核心概念
This paper introduces OneDet3D, a novel 3D object detection model capable of generalizing across diverse indoor and outdoor datasets with a single set of parameters, addressing the limitations of existing detectors restricted to single-domain training.
摘要
OneDet3D: A Universal 3D Object Detection Model for Multi-Domain Point Clouds
This research paper presents OneDet3D, a novel approach to 3D object detection that overcomes the limitations of existing methods by enabling training and inference on point clouds from multiple domains using a single model.
Research Objective:
The study aims to address the challenge of domain-specific training in 3D object detection, where models trained on one dataset often fail to generalize to others. The authors propose OneDet3D, a universal model capable of learning from diverse indoor and outdoor point clouds and generalizing to unseen domains and categories.
Methodology:
OneDet3D leverages a fully sparse architecture with 3D sparse convolution for feature extraction and an anchor-free detection head for 3D bounding box prediction. To mitigate data-level interference arising from differences in point cloud characteristics, the authors introduce domain-aware partitioning, which separates parameters related to data scatter and context learning based on the input domain. Additionally, language-guided classification using CLIP embeddings addresses category-level interference caused by inconsistent label spaces across datasets.
Key Findings:
- OneDet3D achieves comparable or superior performance to state-of-the-art single-dataset trained models on benchmark datasets like SUN RGB-D, ScanNet, KITTI, and nuScenes, demonstrating its ability to learn universal 3D object detection knowledge.

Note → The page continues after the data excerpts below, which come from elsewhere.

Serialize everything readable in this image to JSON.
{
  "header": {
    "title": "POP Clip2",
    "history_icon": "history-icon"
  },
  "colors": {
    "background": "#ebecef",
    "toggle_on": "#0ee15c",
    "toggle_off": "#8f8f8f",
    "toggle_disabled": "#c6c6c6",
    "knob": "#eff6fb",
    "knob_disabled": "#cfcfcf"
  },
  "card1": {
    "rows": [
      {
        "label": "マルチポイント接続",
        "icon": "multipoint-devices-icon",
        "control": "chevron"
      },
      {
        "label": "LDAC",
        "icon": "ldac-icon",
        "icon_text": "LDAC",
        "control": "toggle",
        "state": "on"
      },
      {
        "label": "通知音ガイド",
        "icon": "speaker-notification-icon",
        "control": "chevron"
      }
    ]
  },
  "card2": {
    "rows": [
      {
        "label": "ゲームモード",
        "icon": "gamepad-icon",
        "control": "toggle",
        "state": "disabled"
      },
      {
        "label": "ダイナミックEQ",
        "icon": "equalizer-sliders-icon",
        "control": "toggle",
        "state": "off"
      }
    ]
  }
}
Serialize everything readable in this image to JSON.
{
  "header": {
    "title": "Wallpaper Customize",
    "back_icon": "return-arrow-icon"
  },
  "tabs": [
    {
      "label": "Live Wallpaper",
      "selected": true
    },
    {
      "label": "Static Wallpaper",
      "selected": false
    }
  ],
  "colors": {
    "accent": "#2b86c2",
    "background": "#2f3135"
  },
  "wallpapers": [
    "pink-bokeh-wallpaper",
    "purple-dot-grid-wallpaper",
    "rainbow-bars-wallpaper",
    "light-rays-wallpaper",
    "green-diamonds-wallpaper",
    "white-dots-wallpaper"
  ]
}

- The model exhibits strong generalization capabilities, achieving significant performance improvements in cross-domain evaluations on S3DIS and Waymo datasets, highlighting the effectiveness of multi-dataset training.
- Ablation studies confirm the importance of domain-aware partitioning and language-guided classification in mitigating interference and enhancing performance.
Main Conclusions:
OneDet3D presents a significant advancement in 3D object detection by enabling a single model to generalize across diverse domains, categories, and scenes. This research paves the way for universal 3D object detection models and 3D foundation models.
Significance:
This research significantly contributes to the field of computer vision by introducing a universal 3D object detection model, addressing a critical limitation of existing methods. The proposed approach has the potential to accelerate the development of robust and adaptable 3D perception systems for various applications, including autonomous driving, robotics, and augmented reality.
Limitations and Future Research:
While OneDet3D demonstrates promising results, future research could explore incorporating more diverse datasets and exploring alternative domain adaptation techniques to further enhance generalization capabilities. Additionally, investigating the model's performance on resource-constrained platforms could broaden its applicability.
統計資料
Indoor and outdoor point clouds exhibit significant differences in range, with differences exceeding 10 to nearly 20 times.
On the SUN RGB-D dataset, OneDet3D achieves a 65.0% AP25, surpassing FCAF3D by 1.2%.
On the outdoor KITTI dataset, OneDet3D performs comparably to PV-RCNN.
On nuScenes, OneDet3D's AP surpasses existing methods such as VoxelNeXt and UVTR.
After multi-dataset joint training, the performance of OneDet3D exceeds its own from single-dataset training by 1.8% on both the SUN RGB-D and KITTI datasets.
On the SUN RGB-D dataset, OneDet3D achieves an APnovel improvement of over 5.94% compared to CoDA.
On the ScanNet dataset, OneDet3D achieves a 15.52% APnovel, surpassing CoDA by even more than 9%.
After training on both SUN RGB-D and ScanNet datasets, the cross-domain AP on S3DIS improves by more than 4%.
With the introduction of two outdoor datasets (KITTI and nuScenes), AP25 on S3DIS improves by 0.9%.
Through multi-dataset training on KITTI and nuScenes, OneDet3D achieves a substantial 23.1% improvement in cross-dataset AP3D on Waymo.
Language embeddings contribute to a more than 2% improvement in AP in cross-dataset experiments on S3DIS.
引述
"Unlike mature 2D detectors [29, 14, 38, 4], which once trained, can generally conduct inference on different types of images in various scenes and environments, current 3D detectors still follow a single-dataset training-and-testing paradigm."
"To the best of our knowledge, this is the first 3D detector that supports point clouds from domains in both indoor and outdoor simultaneously with only one set of parameters."